[BUG] Computer-use screenshot masks windows owned by a granted, tier="full" app

Resolved 💬 1 comment Opened Apr 19, 2026 by fjohnson1974 Closed May 27, 2026

Preflight Checklist

  • [x] I have searched existing issues and this hasn't been reported yet
  • [x] This is a single bug report (please file separate reports for different bugs)
  • [x] I am using the latest version of Claude Code

What's Wrong?

Product: Cowork mode / Claude computer-use MCP (mcp__computer-use__*)
OS: Windows 11 (single monitor)
App: Quicken Classic Deluxe R66.28, Build 27.1.66.28, installed at C:\Program Files (x86)\Quicken\qw.exe
Date observed: 2026-04-19

Summary

After request_access(["Quicken"]) returns a grant with tier: "full" for qw.exe, every subsequent screenshot call renders Quicken's top-level windows (password dialog and unlocked main window) as a solid dark rectangle instead of the expected window content. The input path is unaffected — clicks and keystrokes land correctly on those same windows — so the attribution is working for input gating but not for screen capture.

What Should Happen?

Expected behavior

A window owned by a process whose executable path exactly matches an entry in the session allowlist should be captured, not masked.

Error Messages/Logs

## Actual behavior

Screenshots show the desktop as a uniform dark field where Quicken's window should be. No "masked" note appears in the screenshot response — only the ambient empty-desktop look. The user can see Quicken's window normally on their screen; the issue is Claude-side only.

## Diagnostic confirming the window is owned by the granted process

Ran a Win32 `EnumWindows` + `GetForegroundWindow` PowerShell diagnostic while Quicken's main window was in focus. Relevant output:


Foreground window: hWnd=0x4C0D0C, PID=10348, Process=qw, Path=C:\Program Files (x86)\Quicken\qw.exe
Window title: "Quicken Classic Deluxe - qdata - [Home]"
Window class: QFRAME


Grant in effect at the time of capture:


{
  "bundleId": "c:\\program files (x86)\\quicken\\qw.exe",
  "displayName": "Quicken",
  "tier": "full",
  "screenshotFiltering": "mask"
}

## Hypothesis

Likely a mismatch between input-gating attribution (which correctly identifies `qw.exe` as the window owner and allows clicks/keys through) and screen-capture attribution (which is masking the surface anyway). Plausible cause: Quicken registers a custom window class (`QFRAME`) and custom-draws its client area rather than composing standard Win32 controls. If the capture path verifies paint ownership in addition to top-level window ownership, or falls back to mask-on-unknown-surface, it would mask `QFRAME` content despite the allowlist.

Steps to Reproduce

Reproduction

  1. Windows 11 machine with Quicken Classic Deluxe installed.
  2. Start a Cowork computer-use session.
  3. request_access(["Quicken"]) → grant returns with tier: "full" and bundleId pointing at qw.exe.
  4. open_application("Quicken"); wait for the data-file password prompt.
  5. screenshot → expect to see the password dialog; observe solid dark rectangle instead.
  6. key("win+r"), type a PowerShell one-liner, paste into the Quicken dialog, press Enter → unlock succeeds blind, confirming input gating works.
  7. screenshot of the unlocked main window → still masked.

Claude Model

Opus

Is this a regression?

I don't know

Last Working Version

_No response_

Claude Code Version

2.1.114.

Platform

Anthropic API

Operating System

Windows

Terminal/Shell

Terminal.app (macOS)

Additional Information

Impact

Computer-use is usable for Quicken only for keyboard-deterministic flows (launch, unlock, keyboard-menu navigation). Anything requiring visual inspection — reading a dialog's exact content, finding a button at an unknown position, verifying a report on screen — is blocked. Workarounds so far: rely on user confirmation, and use Quicken's file exports (CSV/PDF reports) read through the shared workspace folder.

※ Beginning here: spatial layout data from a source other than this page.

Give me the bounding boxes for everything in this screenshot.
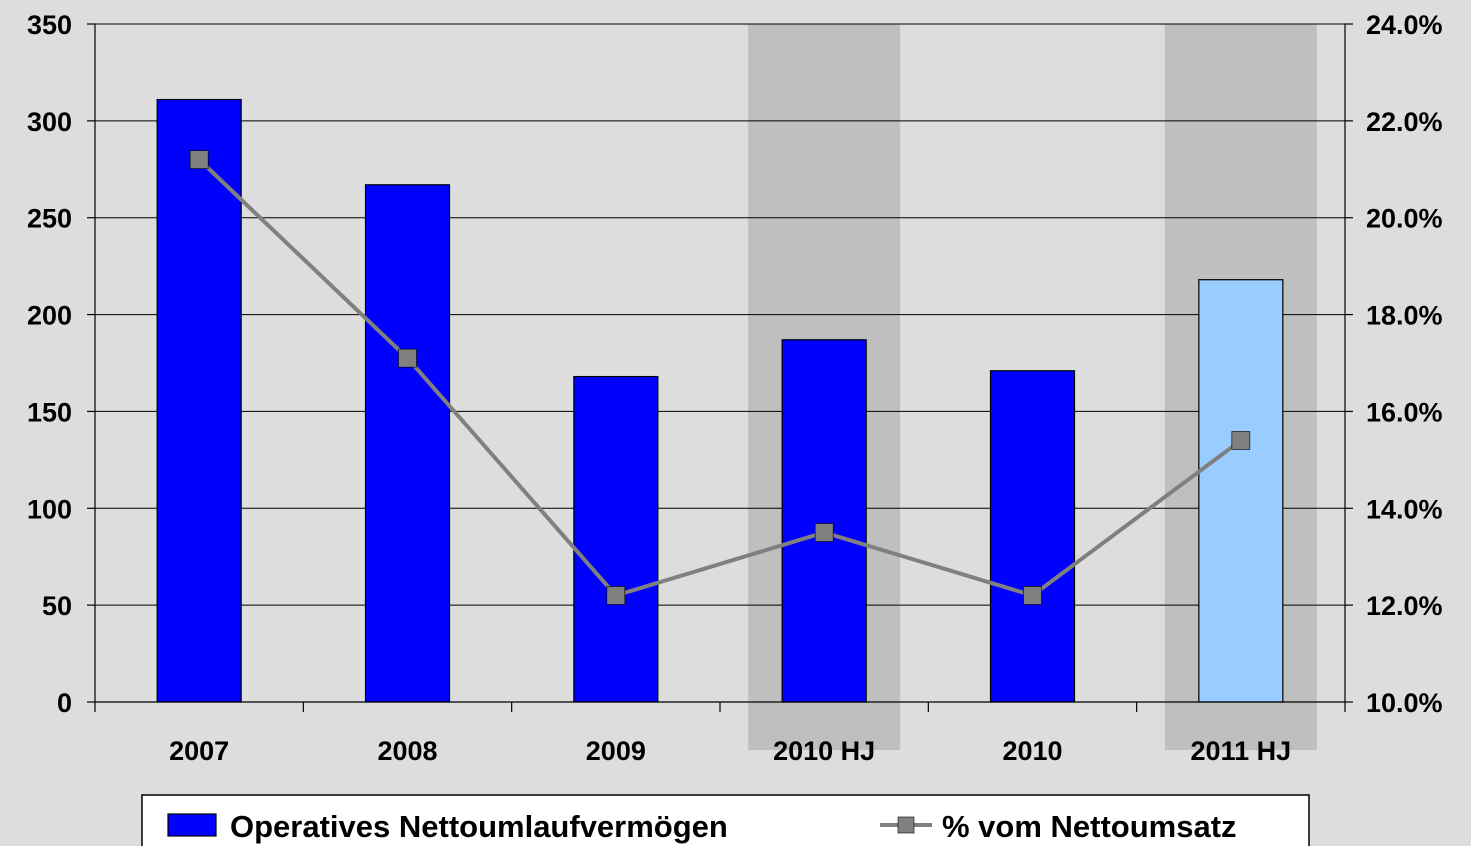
bar — [573, 375, 659, 703]
x-tick-label: 2010 HJ — [773, 736, 875, 766]
y-left-tick-label: 250 — [27, 204, 72, 234]
bar — [781, 339, 867, 703]
percent-marker — [814, 523, 834, 542]
x-tick-label: 2007 — [169, 736, 229, 766]
legend: Operatives Nettoumlaufvermögen % vom Net… — [141, 794, 1310, 846]
y-left-tick-label: 50 — [42, 591, 72, 621]
axes — [87, 23, 1353, 712]
legend-bar-swatch — [167, 813, 217, 837]
x-tick-label: 2009 — [586, 736, 646, 766]
legend-label-line: % vom Nettoumsatz — [942, 809, 1237, 844]
y-left-tick-label: 350 — [27, 10, 72, 40]
line-series — [189, 150, 1251, 605]
gridlines — [95, 23, 1345, 606]
tick-labels: 0 50 100 150 200 250 300 350 10.0% 12.0% 14.0% 16.0… — [27, 10, 1443, 766]
percent-marker — [1023, 586, 1042, 605]
y-right-tick-label: 18.0% — [1366, 301, 1443, 331]
percent-line — [197, 158, 1243, 598]
y-right-tick-label: 14.0% — [1366, 494, 1443, 524]
y-left-tick-label: 200 — [27, 301, 72, 331]
y-right-tick-label: 12.0% — [1366, 591, 1443, 621]
y-right-tick-label: 24.0% — [1366, 10, 1443, 40]
y-left-tick-label: 150 — [27, 397, 72, 427]
percent-marker — [1231, 431, 1251, 450]
percent-marker — [189, 150, 209, 169]
bar — [156, 98, 242, 703]
y-left-tick-label: 0 — [57, 688, 72, 718]
y-left-tick-label: 300 — [27, 107, 72, 137]
bar — [989, 370, 1076, 703]
y-right-tick-label: 10.0% — [1366, 688, 1443, 718]
bar — [364, 184, 451, 703]
y-right-tick-label: 22.0% — [1366, 107, 1443, 137]
legend-box — [141, 794, 1310, 846]
y-left-tick-label: 100 — [27, 494, 72, 524]
x-tick-label: 2011 HJ — [1191, 736, 1292, 766]
legend-line-marker — [897, 816, 915, 834]
percent-marker — [398, 348, 417, 368]
percent-marker — [606, 586, 626, 605]
bar — [1198, 279, 1284, 703]
legend-label-bars: Operatives Nettoumlaufvermögen — [230, 809, 728, 844]
bar-series — [156, 98, 1284, 703]
x-tick-label: 2008 — [377, 736, 437, 766]
x-tick-label: 2010 — [1002, 736, 1062, 766]
y-right-tick-label: 20.0% — [1366, 204, 1443, 234]
y-right-tick-label: 16.0% — [1366, 397, 1443, 427]
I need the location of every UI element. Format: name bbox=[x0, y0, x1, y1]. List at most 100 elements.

Suggested next steps on your end

  • Check whether the capture pipeline applies paint-ownership / DWM-surface verification in addition to top-level window ownership, and reconcile with the input-path attribution.
  • If intentional, expose a way for the grant to opt in to capturing custom-class surfaces (or surface a clearer error/note in the screenshot response so callers know the mask is being applied).
  • Consider emitting the "masked at rect (x,y,w,h)" note even when the mask color blends with the ambient desktop, so tool callers can at least tell the window is present.